EuroPython 2018: Standardize Testing in Python

Speaker: Bernat Gabor likes to focus on data ingestion pipelines (transformation and quality control).

Let's talk about tox, a testing tools used even by py.test itself.

The issue

A regular Python app or library usually has

  • business logic
  • tests (unit and integration: pytest. nosetest, nose2, …)
  • packaging parts (setuptoosl, flit, poetry, PEX, XAR)
  • documentation (sphinx, mkdocs)
  • type checks if you're fancy
  • static code analysis and linters (pylint, flake8)
  • support for mutliple Python versions
  • support for multiple major dependency versions like Django if applicable
  • a quick setup

And you want all of this working after every commit – but all tools have their own interface, so integrating is hard, and using them is hard for newcomers.

The solutions?

A good start is having documentation, like a CONTRIBUTING file. Usually things devolve into shell scripts and Makefiles, too, to ensure everything is run and tested. Then you add multiple environments, reporting (human and machine readable, please), parallelisations, and suddenly you find yourself far down the rabbithole. You spend a lot of time, you need to maintain the tool, it's probably never quite right, etc.

The solution.

tox was started by pytest developers, who envisioned pytest to be the testing framework and tox being the test runner. tox works on the principle that you should be able to merge CI and local testing, replicating every CI issue locally.

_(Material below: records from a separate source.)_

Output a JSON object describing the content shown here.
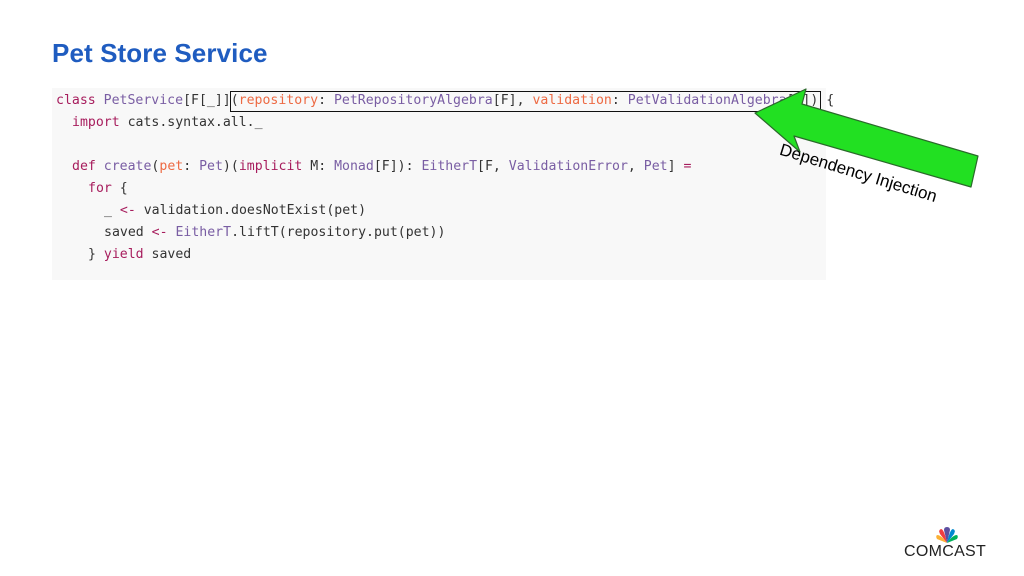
{
  "slide": {
    "title": "Pet Store Service"
  },
  "code": {
    "line1": {
      "kw_class": "class",
      "name": "PetService",
      "tparams": "[F[_]]",
      "open": "(",
      "p1_name": "repository",
      "colon1": ": ",
      "p1_type": "PetRepositoryAlgebra",
      "p1_targ": "[F], ",
      "p2_name": "validation",
      "colon2": ": ",
      "p2_type": "PetValidationAlgebra",
      "p2_targ": "[F]) {"
    },
    "line2": {
      "kw_import": "import",
      "rest": " cats.syntax.all._"
    },
    "line4": {
      "kw_def": "def",
      "name": "create",
      "open": "(",
      "p_name": "pet",
      "colon": ": ",
      "p_type": "Pet",
      "mid": ")(",
      "kw_implicit": "implicit",
      "implicit_rest": " M: ",
      "monad": "Monad",
      "monad_args": "[F]): ",
      "ret1": "EitherT",
      "ret_open": "[F, ",
      "ret2": "ValidationError",
      "comma": ", ",
      "ret3": "Pet",
      "ret_close": "] ",
      "eq": "="
    },
    "line5": {
      "kw_for": "for",
      "rest": " {"
    },
    "line6": {
      "lhs": "_ ",
      "arrow": "<-",
      "rest": " validation.doesNotExist(pet)"
    },
    "line7": {
      "lhs": "saved ",
      "arrow": "<-",
      "sp": " ",
      "ty": "EitherT",
      "rest": ".liftT(repository.put(pet))"
    },
    "line8": {
      "close": "} ",
      "kw_yield": "yield",
      "rest": " saved"
    }
  },
  "annotation": {
    "label": "Dependency Injection",
    "arrow_color": "#22e022"
  },
  "logo": {
    "text": "COMCAST"
  },
  "colors": {
    "title": "#1f5cc0",
    "keyword": "#a71d5d",
    "type": "#795da3",
    "param": "#ed6a43",
    "code_bg": "#f8f8f8"
  }
}
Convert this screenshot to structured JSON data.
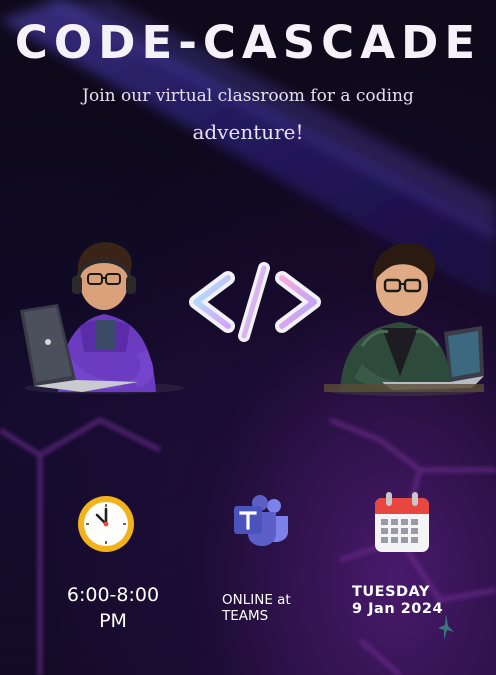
{
  "poster": {
    "title": "CODE-CASCADE",
    "subtitle_line1": "Join our virtual classroom for a coding",
    "subtitle_line2": "adventure!"
  },
  "details": {
    "time": {
      "icon": "clock-icon",
      "line1": "6:00-8:00",
      "line2": "PM"
    },
    "location": {
      "icon": "teams-icon",
      "line1": "ONLINE at",
      "line2": "TEAMS"
    },
    "date": {
      "icon": "calendar-icon",
      "line1": "TUESDAY",
      "line2": "9 Jan 2024"
    }
  },
  "illustrations": {
    "left": "teen-coder-purple-hoodie-illustration",
    "center": "code-brackets-icon",
    "right": "kid-coder-green-jacket-illustration"
  },
  "colors": {
    "background": "#0b0716",
    "glow_band": "#3a2a9a",
    "hex_lines": "#6a2a8a",
    "title": "#f4f2f8",
    "clock_rim": "#f2b21b",
    "teams_purple": "#5b5fc7",
    "calendar_red": "#e8473f"
  }
}
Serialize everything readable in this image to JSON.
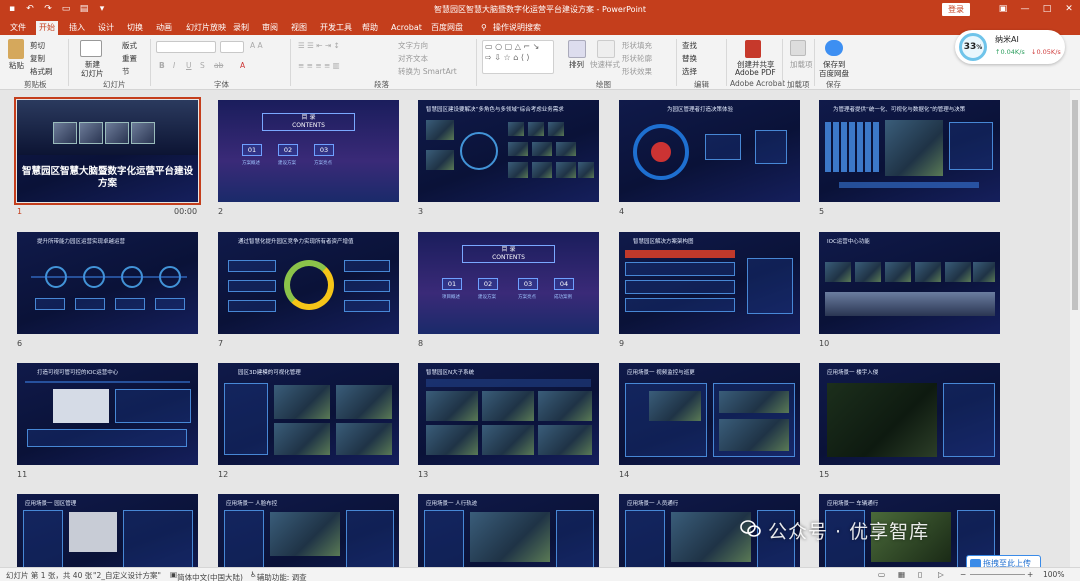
{
  "window": {
    "title": "智慧园区智慧大脑暨数字化运营平台建设方案 - PowerPoint",
    "login_label": "登录"
  },
  "tabs": [
    "文件",
    "开始",
    "插入",
    "设计",
    "切换",
    "动画",
    "幻灯片放映",
    "录制",
    "审阅",
    "视图",
    "开发工具",
    "帮助",
    "Acrobat",
    "百度网盘",
    "操作说明搜索"
  ],
  "ribbon": {
    "clipboard": {
      "paste": "粘贴",
      "cut": "剪切",
      "copy": "复制",
      "format_painter": "格式刷",
      "label": "剪贴板"
    },
    "slides": {
      "new_slide": "新建",
      "new_slide_line2": "幻灯片",
      "layout": "版式",
      "reset": "重置",
      "section": "节",
      "label": "幻灯片"
    },
    "font": {
      "label": "字体"
    },
    "paragraph": {
      "text_direction": "文字方向",
      "align_text": "对齐文本",
      "smartart": "转换为 SmartArt",
      "label": "段落"
    },
    "drawing": {
      "arrange": "排列",
      "quick_styles": "快速样式",
      "shape_fill": "形状填充",
      "shape_outline": "形状轮廓",
      "shape_effects": "形状效果",
      "label": "绘图"
    },
    "editing": {
      "find": "查找",
      "replace": "替换",
      "select": "选择",
      "label": "编辑"
    },
    "acrobat": {
      "create_share": "创建并共享",
      "create_share_line2": "Adobe PDF",
      "label": "Adobe Acrobat"
    },
    "addins": {
      "addins": "加载项",
      "label": "加载项"
    },
    "save": {
      "save_to": "保存到",
      "save_to_line2": "百度网盘",
      "label": "保存"
    }
  },
  "network": {
    "percent": "33",
    "percent_unit": "%",
    "name": "纳米AI",
    "upload": "0.04K/s",
    "download": "0.05K/s"
  },
  "slides": [
    {
      "num": "1",
      "time": "00:00",
      "title": "智慧园区智慧大脑暨数字化运营平台建设方案"
    },
    {
      "num": "2",
      "title": "目 录",
      "subtitle": "CONTENTS",
      "items": [
        "01",
        "02",
        "03"
      ],
      "labels": [
        "方案概述",
        "建设方案",
        "方案亮点"
      ]
    },
    {
      "num": "3",
      "title": "智慧园区建设要解决“多角色与多领域”综合考虑业务需求"
    },
    {
      "num": "4",
      "title": "为园区管理者打造决策体验"
    },
    {
      "num": "5",
      "title": "为管理者提供“统一化、可视化与数据化”的管理与决策"
    },
    {
      "num": "6",
      "title": "提升所带能力园区运营实现卓越运营"
    },
    {
      "num": "7",
      "title": "通过智慧化提升园区竞争力实现所有者资产增值"
    },
    {
      "num": "8",
      "title": "目 录",
      "subtitle": "CONTENTS",
      "items": [
        "01",
        "02",
        "03",
        "04"
      ],
      "labels": [
        "项目概述",
        "建设方案",
        "方案亮点",
        "成功案例"
      ]
    },
    {
      "num": "9",
      "title": "智慧园区解决方案架构图"
    },
    {
      "num": "10",
      "title": "IOC运营中心功能"
    },
    {
      "num": "11",
      "title": "打造可视可管可控的IOC运营中心"
    },
    {
      "num": "12",
      "title": "园区3D建模的可视化管理"
    },
    {
      "num": "13",
      "title": "智慧园区N大子系统"
    },
    {
      "num": "14",
      "title": "应用场景一 视频监控与巡更"
    },
    {
      "num": "15",
      "title": "应用场景一 楼宇入侵"
    },
    {
      "num": "16",
      "title": "应用场景一 园区管理"
    },
    {
      "num": "17",
      "title": "应用场景一 人脸布控"
    },
    {
      "num": "18",
      "title": "应用场景一 人行轨迹"
    },
    {
      "num": "19",
      "title": "应用场景一 人员通行"
    },
    {
      "num": "20",
      "title": "应用场景一 车辆通行"
    }
  ],
  "status": {
    "slide_info": "幻灯片 第 1 张，共 40 张",
    "theme": "\"2_自定义设计方案\"",
    "language": "简体中文(中国大陆)",
    "accessibility": "辅助功能: 调查",
    "zoom": "100%"
  },
  "watermark": {
    "text": "公众号 · 优享智库",
    "upload_button": "拖拽至此上传"
  }
}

tox is configured in the tox.ini where you can define tools, and gives you a central way to invoke them, and isolate them against each other and your local environment. You can define step as mandatory and optional, and have different phases of testing.

You can also use tox to run your actual publishing workflow. You can define separate environments for your testing parts (e.g. documentation needs a different Python version than tests).

Packaging tests are currently a bit iffy, because you still need to put build requirements into your tox.ini, which will be improved once PEP 517 and PEP 518 are implemented.

If you run tox, the environment is created on the first run, and then re-used. Python versions will be discovered in PATH. You can also define separate dependencies per target. After than, you can basically invoke a list of commands. The command runner will strip away most of your environment variables, and will stop on first failure, failing the whole target, and failing output is exposed to the user.

You can of course run only a single target, to shorten the runtime. Use posargs to pass arguments to tools, and use detox to run tests in parallel (downside: no streamed output).

You can use factor expressions to list all combinations that should be tested. Of course, there is also a plugin system, if this doesn't quite meet your needs.

Caveat: You'll still need to update the dependencies in environments by force recreating after dependencies change.